Un Amériquain, qui vend à un Européen des peaux de Castor, est surpris avec raison d’apprendre que les chapeaux qu’on fait de laine sont aussi bons pour l’usage, que ceux qu’on fait de poil de castor, & que toute la différence, qui cause une si longue navigation, ne consiste que dans la fantaisie de ceux qui trouvent les chapeaux de poil de castor plus legers & plus agréables à la vûe & au toucher.
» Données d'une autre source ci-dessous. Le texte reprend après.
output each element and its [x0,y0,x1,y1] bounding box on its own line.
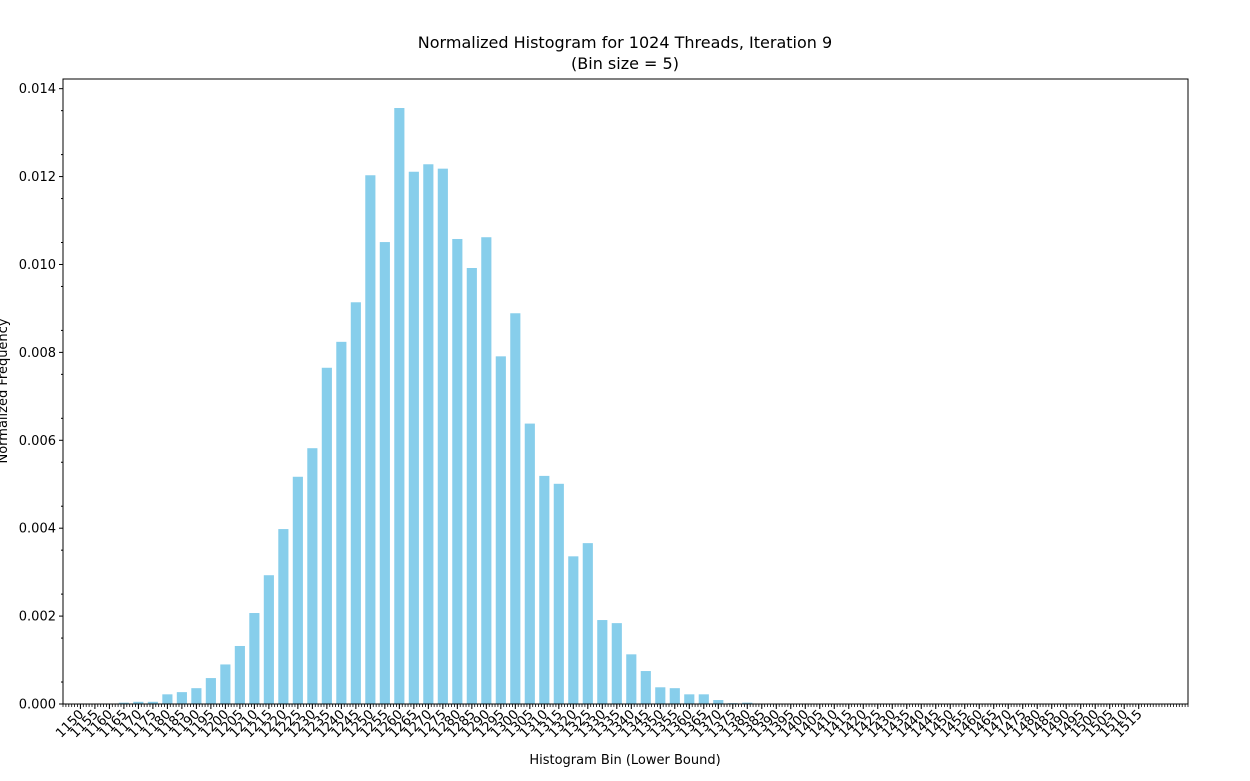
y-tick-label: 0.008 [19,346,56,361]
bar-1305 [524,423,535,704]
bar-1240 [336,341,347,704]
bar-1335 [611,623,622,704]
y-axis-label: Normalized Frequency [0,318,11,463]
bar-1245 [350,302,361,704]
bar-1215 [263,575,274,704]
chart-title: Normalized Histogram for 1024 Threads, I… [418,33,832,52]
x-axis-label: Histogram Bin (Lower Bound) [529,753,720,768]
bar-1275 [437,168,448,704]
bar-1210 [249,613,260,704]
y-tick-label: 0.014 [19,82,56,97]
bar-1290 [481,237,492,704]
bar-1270 [423,164,434,705]
y-tick-label: 0.004 [19,522,56,537]
bar-1205 [234,645,245,704]
bar-1175 [147,701,158,704]
x-axis: 1150115511601165117011751180118511901195… [53,704,1189,741]
bars-group [118,108,753,705]
y-tick-label: 0.012 [19,170,56,185]
bar-1300 [510,313,521,704]
bar-1285 [466,267,477,704]
bar-1340 [626,654,637,704]
bar-1255 [379,242,390,704]
bar-1355 [669,688,680,704]
bar-1195 [205,678,216,704]
bar-1365 [698,694,709,704]
bar-1260 [394,108,405,705]
bar-1225 [292,476,303,704]
bar-1250 [365,175,376,705]
bar-1170 [133,701,144,704]
bar-1265 [408,171,419,704]
y-tick-label: 0.006 [19,434,56,449]
bar-1345 [640,671,651,704]
bar-1295 [495,356,506,704]
bar-1230 [307,448,318,704]
bar-1350 [655,687,666,704]
bar-1310 [539,475,550,704]
y-tick-label: 0.002 [19,610,56,625]
bar-1220 [278,529,289,704]
y-tick-label: 0.000 [19,698,56,713]
bar-1380 [742,702,753,704]
y-axis: 0.000 0.002 0.004 0.006 0.008 0.010 0.012 0.014 [19,82,63,713]
y-tick-label: 0.010 [19,258,56,273]
plot-frame [62,78,1189,705]
bar-1200 [220,664,231,704]
bar-1165 [118,702,129,704]
bar-1235 [321,367,332,704]
bar-1325 [582,543,593,704]
chart-subtitle: (Bin size = 5) [571,54,679,73]
bar-1190 [191,688,202,704]
bar-1320 [568,556,579,704]
bar-1180 [162,694,173,704]
bar-1330 [597,620,608,704]
bar-1370 [713,700,724,704]
bar-1315 [553,483,564,704]
bar-1185 [176,692,187,704]
bar-1280 [452,238,463,704]
bar-1360 [684,694,695,704]
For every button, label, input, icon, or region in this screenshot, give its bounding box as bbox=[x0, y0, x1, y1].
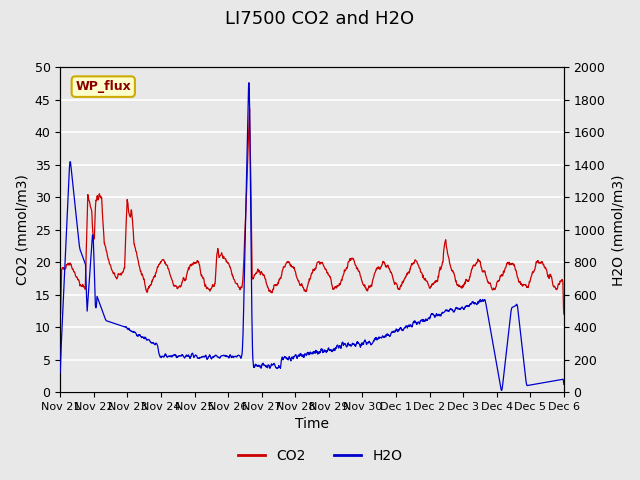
Legend: CO2, H2O: CO2, H2O bbox=[232, 443, 408, 468]
Y-axis label: H2O (mmol/m3): H2O (mmol/m3) bbox=[611, 174, 625, 286]
X-axis label: Time: Time bbox=[295, 418, 329, 432]
Text: WP_flux: WP_flux bbox=[76, 80, 131, 93]
Text: LI7500 CO2 and H2O: LI7500 CO2 and H2O bbox=[225, 10, 415, 28]
Y-axis label: CO2 (mmol/m3): CO2 (mmol/m3) bbox=[15, 174, 29, 285]
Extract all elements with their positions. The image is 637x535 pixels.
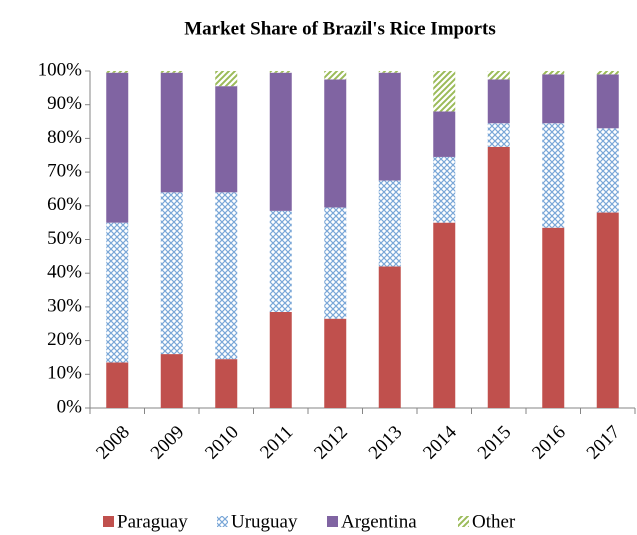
legend-label: Uruguay [231, 511, 298, 532]
bar-segment [596, 128, 619, 213]
chart-title: Market Share of Brazil's Rice Imports [184, 18, 496, 39]
bar-segment [160, 71, 183, 73]
bar-segment [215, 86, 238, 193]
x-tick-label: 2015 [474, 422, 516, 464]
y-tick-label: 60% [47, 194, 82, 215]
bar-segment [542, 123, 565, 228]
bar-segment [542, 74, 565, 124]
bar-segment [324, 318, 347, 408]
bar-segment [215, 359, 238, 408]
bar-segment [596, 71, 619, 75]
bar-segment [433, 111, 456, 157]
bar-segment [378, 266, 401, 408]
bar-segment [596, 74, 619, 129]
legend-swatch [217, 516, 228, 527]
bar-segment [160, 354, 183, 408]
y-tick-label: 70% [47, 160, 82, 181]
bar-segment [106, 71, 129, 73]
x-tick-label: 2013 [365, 422, 407, 464]
bar-segment [324, 79, 347, 208]
x-tick-label: 2009 [147, 422, 189, 464]
x-tick-label: 2010 [201, 422, 243, 464]
y-tick-label: 50% [47, 228, 82, 249]
x-tick-label: 2017 [583, 422, 625, 464]
bar-segment [596, 212, 619, 408]
bar-segment [106, 362, 129, 408]
bar-segment [487, 79, 510, 124]
legend-label: Argentina [341, 511, 417, 532]
y-tick-label: 0% [57, 396, 83, 417]
y-tick-label: 90% [47, 93, 82, 114]
bar-segment [433, 156, 456, 223]
bar-segment [324, 207, 347, 319]
y-tick-label: 10% [47, 363, 82, 384]
y-tick-label: 40% [47, 262, 82, 283]
x-tick-label: 2014 [419, 421, 461, 463]
bar-segment [269, 72, 292, 211]
bar-segment [160, 192, 183, 355]
bar-segment [433, 71, 456, 112]
legend-swatch [327, 516, 338, 527]
legend-label: Paraguay [117, 511, 188, 532]
x-tick-label: 2011 [256, 422, 297, 463]
y-tick-label: 20% [47, 329, 82, 350]
bar-segment [106, 222, 129, 363]
bar-segment [378, 180, 401, 267]
bar-segment [160, 72, 183, 193]
bar-segment [542, 227, 565, 408]
x-tick-label: 2012 [310, 422, 352, 464]
bar-segment [269, 210, 292, 312]
legend-swatch [103, 516, 114, 527]
x-tick-label: 2016 [528, 422, 570, 464]
bar-segment [487, 123, 510, 147]
bar-segment [215, 192, 238, 360]
bar-segment [378, 71, 401, 73]
legend-swatch [458, 516, 469, 527]
y-tick-label: 100% [38, 59, 83, 80]
bar-segment [269, 311, 292, 408]
bar-segment [542, 71, 565, 75]
legend-label: Other [472, 511, 516, 532]
x-tick-label: 2008 [92, 422, 134, 464]
bar-segment [324, 71, 347, 80]
bar-segment [487, 146, 510, 408]
bar-segment [433, 222, 456, 408]
bar-segment [487, 71, 510, 80]
bar-segment [106, 72, 129, 223]
bar-segment [378, 72, 401, 181]
y-tick-label: 30% [47, 295, 82, 316]
bar-segment [215, 71, 238, 87]
bar-segment [269, 71, 292, 73]
y-tick-label: 80% [47, 127, 82, 148]
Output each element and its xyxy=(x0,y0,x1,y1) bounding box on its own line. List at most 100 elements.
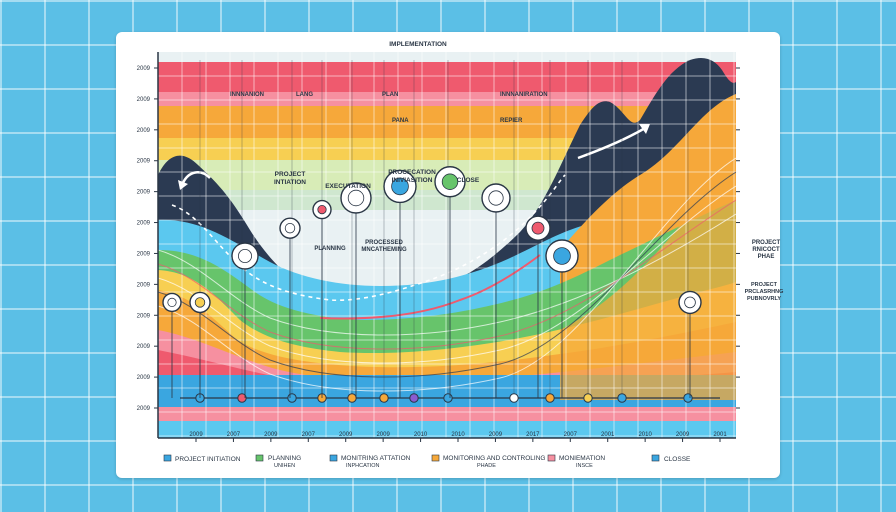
x-tick-label: 2009 xyxy=(189,432,203,438)
phase-marker-dot xyxy=(441,173,459,190)
timeline-node xyxy=(347,393,357,403)
x-tick-label: 2010 xyxy=(638,432,652,438)
timeline-node xyxy=(617,393,627,403)
band-pink-bottom xyxy=(158,407,736,421)
annotation-procecation: PROCECATION xyxy=(388,169,436,176)
legend-label-line2: UNIHEN xyxy=(274,463,295,469)
timeline-node xyxy=(237,393,247,403)
phase-marker-dot xyxy=(684,296,696,309)
right-label-project-phae-line2: RNICOCT xyxy=(752,247,780,253)
timeline-node xyxy=(545,393,555,403)
right-label-project-pubnovrly: PROJECT xyxy=(751,282,778,288)
trend-line xyxy=(158,157,736,392)
annotation-planning: PLANNING xyxy=(314,246,346,252)
x-axis-ticks: 2009 2007 2009 2007 2009 2009 2010 2010 2009 2017… xyxy=(189,432,727,442)
phase-marker-dot xyxy=(553,247,571,265)
annotation-close: CLOSE xyxy=(457,177,480,184)
annotation-pana: PANA xyxy=(392,118,409,124)
right-label-project-phae-line3: PHAE xyxy=(758,254,775,260)
phase-arrow-upper-head xyxy=(639,124,650,134)
phase-marker-dot xyxy=(391,177,409,196)
y-axis-ticks: 2009 2009 2009 2009 2009 2009 2009 2009 2009 2009… xyxy=(137,66,158,412)
timeline-node xyxy=(509,393,519,403)
y-tick-label: 2009 xyxy=(137,221,151,227)
timeline-node xyxy=(287,393,297,403)
phase-arrow-left-head xyxy=(178,180,188,190)
annotation-procecation-line2: INIVIASITION xyxy=(392,177,433,184)
annotation-project-intiation: PROJECT xyxy=(275,171,306,178)
legend-label: PLANNING xyxy=(268,455,301,462)
timeline-node xyxy=(583,393,593,403)
legend-swatch xyxy=(329,454,338,462)
annotation-executation: EXECUTATION xyxy=(325,183,371,190)
y-tick-label: 2009 xyxy=(137,128,151,134)
trend-line xyxy=(158,213,736,336)
y-tick-label: 2009 xyxy=(137,282,151,288)
legend-label: CLOSSE xyxy=(664,456,691,463)
right-axis-ticks xyxy=(736,67,740,409)
x-tick-label: 2001 xyxy=(713,432,727,438)
timeline-node xyxy=(379,393,389,403)
annotation-lang: LANG xyxy=(296,92,313,98)
annotation-processed: PROCESSED xyxy=(365,240,403,246)
trend-line xyxy=(158,185,736,364)
y-tick-label: 2009 xyxy=(137,159,151,165)
band-red-top xyxy=(158,62,736,92)
phase-marker-dot xyxy=(284,222,296,234)
legend-item-planning: PLANNING UNIHEN xyxy=(255,454,301,469)
orange-right-tail xyxy=(560,165,736,400)
y-tick-label: 2009 xyxy=(137,97,151,103)
x-tick-label: 2001 xyxy=(601,432,615,438)
annotation-repier: REPIER xyxy=(500,118,523,124)
x-tick-label: 2007 xyxy=(302,432,316,438)
legend-item-project-initiation: PROJECT INITIATION xyxy=(163,454,241,463)
annotation-innnaniration: INNNANIRATION xyxy=(500,92,548,98)
y-tick-label: 2009 xyxy=(137,344,151,350)
x-tick-label: 2007 xyxy=(564,432,578,438)
legend-label-line2: PHADE xyxy=(477,463,496,469)
legend-swatch xyxy=(651,454,660,462)
y-tick-label: 2009 xyxy=(137,66,151,72)
y-tick-label: 2009 xyxy=(137,313,151,319)
legend-label: MONIEMATION xyxy=(559,455,605,462)
right-label-project-phae: PROJECT xyxy=(752,240,781,246)
x-tick-label: 2007 xyxy=(227,432,241,438)
legend-label-line2: INPHCATION xyxy=(346,463,380,469)
legend-item-monitring-attation: MONITRING ATTATION INPHCATION xyxy=(329,454,411,469)
legend-item-monitoring-and-controling: MONITORING AND CONTROLING PHADE xyxy=(431,454,545,469)
annotation-plan: PLAN xyxy=(382,92,398,98)
phase-arrow-left xyxy=(181,171,211,184)
grid-lines xyxy=(158,52,736,438)
x-tick-label: 2009 xyxy=(339,432,353,438)
annotation-processed-line2: MNCATHEMING xyxy=(361,247,407,253)
chart-title: IMPLEMENTATION xyxy=(389,41,447,48)
phase-marker-dot xyxy=(194,297,206,308)
legend-swatch xyxy=(547,454,556,462)
trend-lines xyxy=(158,157,736,392)
x-tick-label: 2009 xyxy=(489,432,503,438)
phase-marker-dot xyxy=(167,297,177,307)
legend-label: PROJECT INITIATION xyxy=(175,456,241,463)
legend-swatch xyxy=(431,454,440,462)
right-label-project-pubnovrly-line3: PUBNOVRLY xyxy=(747,296,781,302)
phase-marker-dot xyxy=(237,248,252,263)
legend-label: MONITRING ATTATION xyxy=(341,455,411,462)
timeline-node xyxy=(409,393,419,403)
phase-marker-dot xyxy=(531,221,545,235)
phase-markers xyxy=(162,166,702,398)
phase-arrow-upper xyxy=(577,126,646,160)
timeline-node xyxy=(443,393,453,403)
right-label-project-pubnovrly-line2: PRCLASRHNG xyxy=(745,289,784,295)
y-tick-label: 2009 xyxy=(137,251,151,257)
y-tick-label: 2009 xyxy=(137,375,151,381)
legend: PROJECT INITIATION PLANNING UNIHEN MONIT… xyxy=(163,454,691,469)
x-tick-label: 2009 xyxy=(376,432,390,438)
legend-item-moniemation: MONIEMATION INSCE xyxy=(547,454,605,469)
annotation-project-intiation-line2: INTIATION xyxy=(274,179,306,186)
phase-arrow-lower xyxy=(319,254,541,320)
x-tick-label: 2009 xyxy=(264,432,278,438)
legend-label: MONITORING AND CONTROLING xyxy=(443,455,545,462)
x-tick-label: 2010 xyxy=(451,432,465,438)
phase-marker-dot xyxy=(347,189,365,207)
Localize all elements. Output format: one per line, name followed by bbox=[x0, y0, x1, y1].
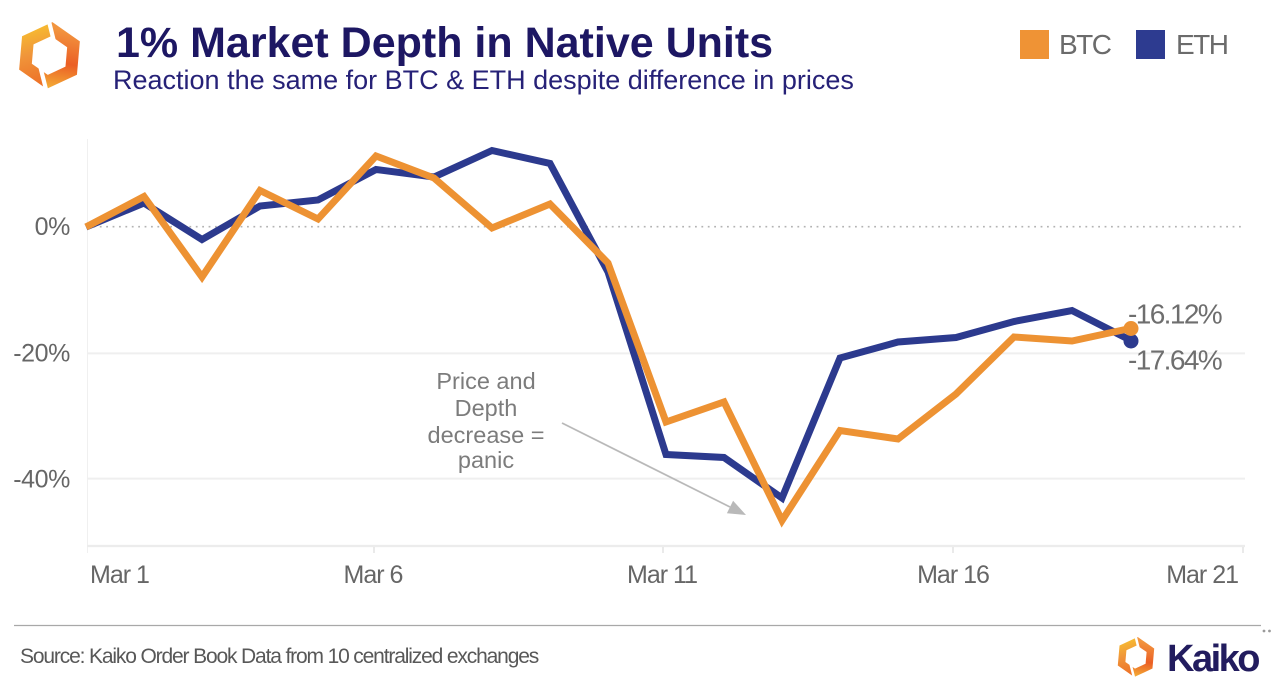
svg-text:-17.64%: -17.64% bbox=[1128, 345, 1222, 376]
svg-text:Mar 6: Mar 6 bbox=[344, 561, 403, 589]
svg-text:1% Market Depth in Native Unit: 1% Market Depth in Native Units bbox=[116, 19, 773, 67]
svg-text:Kaiko: Kaiko bbox=[1167, 638, 1259, 680]
svg-text:Reaction the same for BTC & ET: Reaction the same for BTC & ETH despite … bbox=[113, 65, 854, 95]
svg-text:Mar 11: Mar 11 bbox=[627, 561, 697, 589]
svg-text:decrease =: decrease = bbox=[428, 422, 545, 448]
svg-text:ETH: ETH bbox=[1176, 29, 1228, 60]
svg-text:Mar 16: Mar 16 bbox=[917, 561, 989, 589]
svg-text:Mar 1: Mar 1 bbox=[90, 561, 149, 589]
svg-text:panic: panic bbox=[458, 447, 514, 473]
svg-text:Mar 21: Mar 21 bbox=[1166, 561, 1238, 589]
svg-text:Source: Kaiko Order Book Data: Source: Kaiko Order Book Data from 10 ce… bbox=[20, 645, 539, 668]
svg-text:Depth: Depth bbox=[455, 395, 518, 421]
svg-text:BTC: BTC bbox=[1059, 29, 1112, 60]
svg-text:-20%: -20% bbox=[13, 340, 70, 368]
svg-text:-40%: -40% bbox=[13, 466, 70, 494]
svg-text:Price and: Price and bbox=[436, 368, 535, 394]
svg-text:-16.12%: -16.12% bbox=[1128, 299, 1222, 330]
svg-text:0%: 0% bbox=[35, 213, 71, 241]
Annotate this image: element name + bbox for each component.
Cependant comme on paie ordinairement les peaux de Castor à ces Amériquains en ouvrages de fer, d’acier, &c. & non en argent, c’est un commerce qui n’est pas nuisible à l’Europe, d’autant plus qu’il entretient des Ouvriers & particulierement des Matelots, qui dans les besoins de l’État sont très utiles, au lieu que le commerce des Manufactures des Indes orientales, emporte l’argent & diminue les Ouvriers de l’Europe.
Il faut convenir que le commerce des Indes orientales est avantageux à la République de Hollande, & qu’elle en fait tomber la perte sur le reste de l’Europe en vendant les épices & Manufactures, en Allemagne, en Italie, en Espagne & dans le Nouveau Monde, qui lui rendent tout l’argent qu’elle envoie aux Indes & bien au-delà : il est même utile à la Hollande d’habiller ses femmes & plu sieurs autres habitans, des Manufactures des Indes, plutôt que d’étoffe d’Angleterre & de France. Il vaut mieux pour les Hollandois enrichir les Indiens que leurs voisins, qui pourroient en profiter pour les opprimer : d’ailleurs ils vendent aux autres habitans de l’Europe les toiles & les petites Manufactures de leur crû, beaucoup plus cher qu’ils ne vendent chez eux les Manufactures des Indes, qui s’y consomment.
L’Angleterre & la France auroient tort d’imiter en cela les Hollandois. Ces Roïaumes ont chez eux les moïens d’habiller leurs femmes, de leur crû ; & quoique leurs étoffes reviennent à un plus haut prix que celles des Manufactures des Indes, ils doivent obliger leurs habitans de n’en point porter d’étrangeres ; ils ne doivent pas permettre la diminution de leurs ouvrages & de leurs Manufactures, ni se mettre dans la dépendance des Étrangers, ils doivent encore moins laisser enlever leur argent pour cela.